The Sheriff’s Office has faced repeated criticism in recent years over its handling of mentally ill people in custody and the use of restrictive housing, such as administrative segregation.

A class-action lawsuit over jail conditions included allegations that people with serious mental illness were held in isolation, inadequately monitored and denied appropriate mental health treatment. In court filings, incarcerated people and outside experts described administrative segregation units as psychologically damaging environments that can worsen symptoms and increase suicide risk.

Sheriff Kelly Martinez has said the county has reduced jail deaths in recent years through expanded medical and mental health staffing, increased screening and new safety protocols.

Since Martinez took office at the end of 2022, the number of suicides have dropped significantly, from as many as six a year under her predecessor Bill Gore, to two in 2023 and none in 2024 and 2025.

Jail operations commander Jesse Johns said the blankets issued inside the jails are intended to reduce suicide risk but are not impossible to tear apart.

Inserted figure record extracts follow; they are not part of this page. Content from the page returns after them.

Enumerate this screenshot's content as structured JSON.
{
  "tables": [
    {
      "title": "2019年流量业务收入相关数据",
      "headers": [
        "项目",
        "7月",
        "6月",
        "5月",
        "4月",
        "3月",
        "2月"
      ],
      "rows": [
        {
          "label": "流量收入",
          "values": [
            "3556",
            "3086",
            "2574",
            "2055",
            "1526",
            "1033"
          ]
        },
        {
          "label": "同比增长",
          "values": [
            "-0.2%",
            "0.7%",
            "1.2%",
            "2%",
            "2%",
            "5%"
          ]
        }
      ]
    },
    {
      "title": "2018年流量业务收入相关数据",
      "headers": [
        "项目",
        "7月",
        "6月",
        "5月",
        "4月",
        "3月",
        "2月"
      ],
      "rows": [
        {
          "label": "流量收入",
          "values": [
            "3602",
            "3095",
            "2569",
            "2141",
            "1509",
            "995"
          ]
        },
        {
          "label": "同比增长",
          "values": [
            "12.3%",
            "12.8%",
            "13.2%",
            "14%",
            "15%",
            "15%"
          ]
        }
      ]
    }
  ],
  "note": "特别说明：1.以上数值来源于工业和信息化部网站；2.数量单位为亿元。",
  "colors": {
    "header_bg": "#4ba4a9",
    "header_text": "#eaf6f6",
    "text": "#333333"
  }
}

“It’s not infrequent that these blankets that are tear-resistant are torn,” he said. “It’s just a tighter stitch, and then there’s other fabric that’s a lot thicker than a cotton fabric — but it doesn’t mean they can’t tear it or undo the threading with a comb, the bottom of a toothbrush or any kind of hygienic equipment.”

“No vendors will put their names (on a product advertised as) tear-proof,” Johns added. “That’s why they use the term ‘tear-resistant.’”

Johns said the department has already retrofitted the George Bailey Detention Facility and Rock Mountain Detention Facility to remove ligature points and plans to begin doing the same at the Central Jail in January 2027, followed by the Vista Detention Facility.

“We’re committed to identifying these hazards and creating a safe environment for our incarcerated population,” Johns said.